Творчество Владимира Маяковского до сих пор вызывает много споров. Будут ли грядущие поколения читать Маяковского или не будут? Настоящий он поэт или нет? Искренне ли он писал о Ленине или наводил “хрестоматийный глянец”?
Наверное, каждый, кто знаком с поэзией этого страстного человека, тонкого лирика и при этом “грубого гунна”, нашел для себя ответы на интересующие его вопросы. Бесспорно только одно: это талантливый человек, а его имя – одно из ярчайших имен в литературе ХХ века.
Современники Владимира Маяковского Борис Пастернак и Николай Асеев считали, что Лирический герой его ранней лирики похож на подростка. Можно соглашаться или нет, но именно жажда впечатлений, стремление к самовыражению, бескомпромиссность, некий нигилизм и стремление бросить вызов окружающей серой действительности сближают героя с любым, даже современным, подростком. К тому же герой готов все отдать “за одно только слово, ласковое, человечье”, отсюда – тоска, мечта, но и некоторая озлобленность.
Именно жажда преображения и вызов звучат в одном из ранних произведений – стихотворении 1913 года “А вы могли бы?” , об анализе которого и пойдет речь далее. Уже само название – дерзкий вызов. Кому? Взрослым, привыкшим к обыденности окружающего мира? Литераторам, пишущим о вечном?
А может, географам, которые еще не все открыли на земном шаре. Ведь начинается стихотворение удивительными строчками:
Я сразу смазал карту будня, плеснувши краску из стакана…
О какой карте идет речь? Конечно же, о географической! Именно пятно краски, появившееся на карте, дает возможность представить, как появляется новое государство, в котором возникает абсолютно другая реальность.
Там на блюде студня можно увидеть “косые скулы океана” , а “на чешуе жестяной рыбы” можно прочесть “зовы новых губ” . Только человек с романтическим мировосприятием может все это заметить и облечь в словесную форму.
Но подобное стремление создавать другую реальность, наверное, больше свойственно ребенку. Герой же, скорее, стремится имеющуюся реальность подстроить под себя. Не случайно он говорит: “Я сразу смазал карту будня…” , то есть изменил окружающую действительность.
Слово “будни” имеет форму только множественного числа. Использование же автором стихотворения формы единственного числа – “будня” – подчеркивает, что такая картина может возникнуть в восприятии героя только однажды, только сегодня. Наступит другой “будень” – и появится совершенно новая картина мира.

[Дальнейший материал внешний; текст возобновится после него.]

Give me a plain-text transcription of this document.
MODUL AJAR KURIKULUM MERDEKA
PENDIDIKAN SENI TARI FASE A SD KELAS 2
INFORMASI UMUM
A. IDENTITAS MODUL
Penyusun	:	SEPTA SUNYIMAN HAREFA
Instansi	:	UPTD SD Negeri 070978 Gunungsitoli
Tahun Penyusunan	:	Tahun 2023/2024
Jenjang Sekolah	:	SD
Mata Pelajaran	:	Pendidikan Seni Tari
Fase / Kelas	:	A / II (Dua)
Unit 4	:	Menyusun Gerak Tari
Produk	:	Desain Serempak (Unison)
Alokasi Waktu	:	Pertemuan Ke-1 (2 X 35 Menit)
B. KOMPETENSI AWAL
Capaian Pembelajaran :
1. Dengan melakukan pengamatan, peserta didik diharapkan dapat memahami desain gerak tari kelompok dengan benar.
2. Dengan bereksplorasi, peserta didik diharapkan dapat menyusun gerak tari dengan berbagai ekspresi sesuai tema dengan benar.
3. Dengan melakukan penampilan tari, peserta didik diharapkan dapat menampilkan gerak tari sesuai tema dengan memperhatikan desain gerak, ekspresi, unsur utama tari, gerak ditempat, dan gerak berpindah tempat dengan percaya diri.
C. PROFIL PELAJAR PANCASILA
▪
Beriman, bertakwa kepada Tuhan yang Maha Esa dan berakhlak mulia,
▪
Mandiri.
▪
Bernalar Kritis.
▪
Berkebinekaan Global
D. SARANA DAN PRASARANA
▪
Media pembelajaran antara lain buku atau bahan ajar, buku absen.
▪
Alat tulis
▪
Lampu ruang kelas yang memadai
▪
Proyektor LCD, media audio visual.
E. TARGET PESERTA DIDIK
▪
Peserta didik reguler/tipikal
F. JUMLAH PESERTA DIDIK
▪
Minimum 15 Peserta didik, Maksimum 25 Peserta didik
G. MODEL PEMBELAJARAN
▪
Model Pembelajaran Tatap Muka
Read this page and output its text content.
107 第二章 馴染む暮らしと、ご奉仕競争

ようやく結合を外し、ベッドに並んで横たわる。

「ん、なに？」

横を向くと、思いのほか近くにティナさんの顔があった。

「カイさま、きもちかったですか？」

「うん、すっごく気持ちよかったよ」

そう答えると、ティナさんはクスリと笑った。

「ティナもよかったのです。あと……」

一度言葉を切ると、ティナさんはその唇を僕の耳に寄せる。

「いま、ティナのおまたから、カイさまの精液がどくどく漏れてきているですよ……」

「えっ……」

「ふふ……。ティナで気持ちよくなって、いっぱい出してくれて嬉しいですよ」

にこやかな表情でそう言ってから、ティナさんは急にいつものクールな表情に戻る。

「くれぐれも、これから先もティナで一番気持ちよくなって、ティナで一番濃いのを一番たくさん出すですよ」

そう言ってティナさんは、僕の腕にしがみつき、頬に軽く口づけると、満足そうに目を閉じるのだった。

Удивительно и то, что в эту игру герой пытается вовлечь окружающих. Без всякого пренебрежения, а скорее, с задором, возникающим тогда, когда идет соревнование, герой восклицает:
А вы ноктюрн сыграть могли бы на флейте водосточных труб?
Дескать, а вам слабо? Слабо сделать то, чего еще не приходилось делать в своей жизни? Слабо на миг забыть о том, что ты взрослый серьезный человек?
Конечно, каждый читатель воспринимает это призыв по-своему? Но любой хоть на миг испытает чувство, которое переживает участник соревнования. Стремление сделать что-то такое, чего еще никому не удавалось сделать.
Многие критики отмечали, что в ранней лирике Маяковского его метафоры необычны, их трудно представить. Действительно, если метафора основана на переносном значении по сходству, то у Маяковского, скорее, сходства вообще нет. Ведь только он смог увидеть “в чешуе жестяной рыбы зовы новых губ” , а в верхнем слое жира на блюде студня “косые скулы океана” . Такое видение мира частично можно объяснить близостью к Футуризму, который искал новые способы и формы самовыражения.
Однако Борис Пастернак писал: “Это была поэзия мастерски вылепленная, горделивая, демократическая и в то же время безмерно обреченная, гибнущая, почти зовущая на помощь”.
С этими словами трудно не согласиться: уже через год появятся стихотворения “Адище города”, “Нате!”, “Вам!”, в которых герой будет страдать от непонимания окружающих. Но это будет позже. А вот это раннее стихотворение “А вы могли бы?” оставляет у каждого ценителя поэзии очень светлое романтическое чувство.